La borrasca Therese destapa la imprudencia de turistas y deportistas ante las alertas en Tenerife
La borrasca Therese ha provocado situaciones de riesgo en Tenerife tras el incumplimiento reiterado de las alertas meteorológicas y restricciones de acceso por parte de deportistas y turistas, obligando a movilizar recursos de emergencia.
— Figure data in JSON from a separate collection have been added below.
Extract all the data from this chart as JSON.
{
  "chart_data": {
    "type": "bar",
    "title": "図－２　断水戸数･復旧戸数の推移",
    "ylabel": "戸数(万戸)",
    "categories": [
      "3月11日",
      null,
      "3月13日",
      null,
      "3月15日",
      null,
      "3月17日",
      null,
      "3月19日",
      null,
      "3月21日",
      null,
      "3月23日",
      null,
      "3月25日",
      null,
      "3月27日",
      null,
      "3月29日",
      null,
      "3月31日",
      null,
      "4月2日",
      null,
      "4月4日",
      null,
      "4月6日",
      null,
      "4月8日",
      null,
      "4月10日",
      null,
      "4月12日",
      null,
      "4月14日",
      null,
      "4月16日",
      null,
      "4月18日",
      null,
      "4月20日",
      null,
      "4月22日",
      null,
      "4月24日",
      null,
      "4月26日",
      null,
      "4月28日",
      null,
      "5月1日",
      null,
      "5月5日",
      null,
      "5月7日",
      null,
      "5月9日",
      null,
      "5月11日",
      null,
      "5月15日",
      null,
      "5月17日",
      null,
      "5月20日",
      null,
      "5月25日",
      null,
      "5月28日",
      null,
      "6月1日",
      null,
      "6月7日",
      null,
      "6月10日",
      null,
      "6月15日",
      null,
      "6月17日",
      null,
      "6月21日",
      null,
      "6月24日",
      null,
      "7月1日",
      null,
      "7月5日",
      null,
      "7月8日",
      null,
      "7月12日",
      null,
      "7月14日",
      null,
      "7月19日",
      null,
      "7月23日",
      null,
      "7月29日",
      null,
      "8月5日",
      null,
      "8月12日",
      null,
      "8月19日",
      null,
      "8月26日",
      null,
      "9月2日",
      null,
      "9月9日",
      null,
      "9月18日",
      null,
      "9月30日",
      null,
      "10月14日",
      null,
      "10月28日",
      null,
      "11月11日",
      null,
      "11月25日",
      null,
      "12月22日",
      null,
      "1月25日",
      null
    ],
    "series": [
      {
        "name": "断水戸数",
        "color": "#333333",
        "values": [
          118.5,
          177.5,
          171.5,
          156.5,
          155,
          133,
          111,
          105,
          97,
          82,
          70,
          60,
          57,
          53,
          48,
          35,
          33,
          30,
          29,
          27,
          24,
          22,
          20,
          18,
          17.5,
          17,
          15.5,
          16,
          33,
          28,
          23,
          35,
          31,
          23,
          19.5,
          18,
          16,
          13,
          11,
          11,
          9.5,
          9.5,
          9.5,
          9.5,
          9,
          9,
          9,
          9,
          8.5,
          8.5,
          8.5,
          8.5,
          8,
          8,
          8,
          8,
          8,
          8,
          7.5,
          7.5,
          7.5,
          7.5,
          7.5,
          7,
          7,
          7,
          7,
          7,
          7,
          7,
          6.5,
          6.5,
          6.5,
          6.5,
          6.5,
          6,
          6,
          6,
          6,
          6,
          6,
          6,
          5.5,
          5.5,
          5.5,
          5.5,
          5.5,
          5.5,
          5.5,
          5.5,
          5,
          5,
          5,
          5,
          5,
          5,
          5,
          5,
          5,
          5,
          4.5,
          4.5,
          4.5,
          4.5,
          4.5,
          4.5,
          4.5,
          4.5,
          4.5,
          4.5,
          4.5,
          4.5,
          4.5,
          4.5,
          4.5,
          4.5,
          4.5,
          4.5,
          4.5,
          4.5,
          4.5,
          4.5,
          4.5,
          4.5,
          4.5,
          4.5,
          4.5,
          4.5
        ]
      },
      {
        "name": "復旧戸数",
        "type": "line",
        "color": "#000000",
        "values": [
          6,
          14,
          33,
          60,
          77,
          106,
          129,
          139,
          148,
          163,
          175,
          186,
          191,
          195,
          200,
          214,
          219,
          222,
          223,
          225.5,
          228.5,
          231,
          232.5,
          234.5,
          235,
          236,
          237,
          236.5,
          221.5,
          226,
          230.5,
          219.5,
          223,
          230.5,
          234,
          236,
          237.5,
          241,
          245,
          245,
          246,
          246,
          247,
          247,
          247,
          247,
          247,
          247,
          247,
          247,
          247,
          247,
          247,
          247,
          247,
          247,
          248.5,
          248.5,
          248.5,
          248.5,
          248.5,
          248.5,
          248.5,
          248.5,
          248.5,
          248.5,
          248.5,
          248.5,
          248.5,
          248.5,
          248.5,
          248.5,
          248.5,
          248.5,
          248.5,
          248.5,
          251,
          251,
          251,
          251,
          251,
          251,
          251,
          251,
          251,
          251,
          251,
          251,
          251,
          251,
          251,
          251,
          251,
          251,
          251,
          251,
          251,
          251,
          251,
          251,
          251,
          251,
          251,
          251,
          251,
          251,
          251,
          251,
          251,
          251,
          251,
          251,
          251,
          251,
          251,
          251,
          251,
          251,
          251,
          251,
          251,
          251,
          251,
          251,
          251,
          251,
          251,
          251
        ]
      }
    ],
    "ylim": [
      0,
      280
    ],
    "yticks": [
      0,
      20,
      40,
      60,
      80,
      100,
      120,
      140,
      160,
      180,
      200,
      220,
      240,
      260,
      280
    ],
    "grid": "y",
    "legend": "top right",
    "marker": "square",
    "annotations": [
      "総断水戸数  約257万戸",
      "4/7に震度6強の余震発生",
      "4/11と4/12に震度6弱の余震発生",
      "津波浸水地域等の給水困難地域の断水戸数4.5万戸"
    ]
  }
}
La borrasca Therese ha puesto de manifiesto una preocupante brecha entre los protocolos de seguridad pública y el comportamiento de ciertos colectivos en Tenerife. Tal y como recoge la información publicada recientemente, la activación de alertas meteorológicas y la señalización restrictiva en el litoral y zonas rurales han sido desatendidas por deportistas y visitantes, generando situaciones de riesgo innecesarias que obligan a movilizar recursos de emergencia.
El fenómeno meteorológico ha provocado incidentes específicos en la costa noroeste de la isla. En Los Silos, un grupo de practicantes de windsurf, identificados como profesionales, desafió la bandera roja y las prohibiciones de acceso al mar. La situación requirió la intervención de una moto de agua para asistir a tres personas que, tras fracasar en sus intentos de maniobra, quedaron a la deriva antes de ser trasladadas a la zona de El Puertito. Este episodio ocurrió a escasa distancia de una vía costera que la Policía Local había clausurado preventivamente horas antes debido a la peligrosidad del oleaje. Paralelamente, en el Puertito de Güímar, se registró la presencia de cuatro individuos practicando paddle surf, quienes ignoraron las condiciones adversas de la bahía.
La problemática se extiende al ámbito terrestre, donde el Parque Rural de Anaga ha sido escenario de una afluencia turística que contraviene las advertencias oficiales. A pesar de la existencia de señalética que prohíbe el tránsito por los senderos ante el riesgo de la borrasca, numerosos visitantes han optado por adentrarse en el macizo. Esta conducta ha generado un profundo malestar entre los residentes locales, quienes denuncian una falta de cumplimiento normativo y advierten sobre la vulnerabilidad que supone para los servicios de rescate tener que gestionar emergencias en zonas de difícil acceso mientras las condiciones climáticas son extremas.
Este tipo de comportamientos plantea un debate sobre la eficacia de las medidas coercitivas y la responsabilidad individual en situaciones de alerta. La normativa vigente en materia de protección civil faculta a las administraciones para restringir el acceso a espacios públicos cuando existe un riesgo inminente para la integridad física. Sin embargo, la persistencia de estas conductas pone en jaque la capacidad de respuesta de los equipos de emergencia, que ven multiplicada su carga de trabajo al tener que velar por la seguridad de quienes, de manera consciente, deciden ignorar las directrices de las autoridades competentes.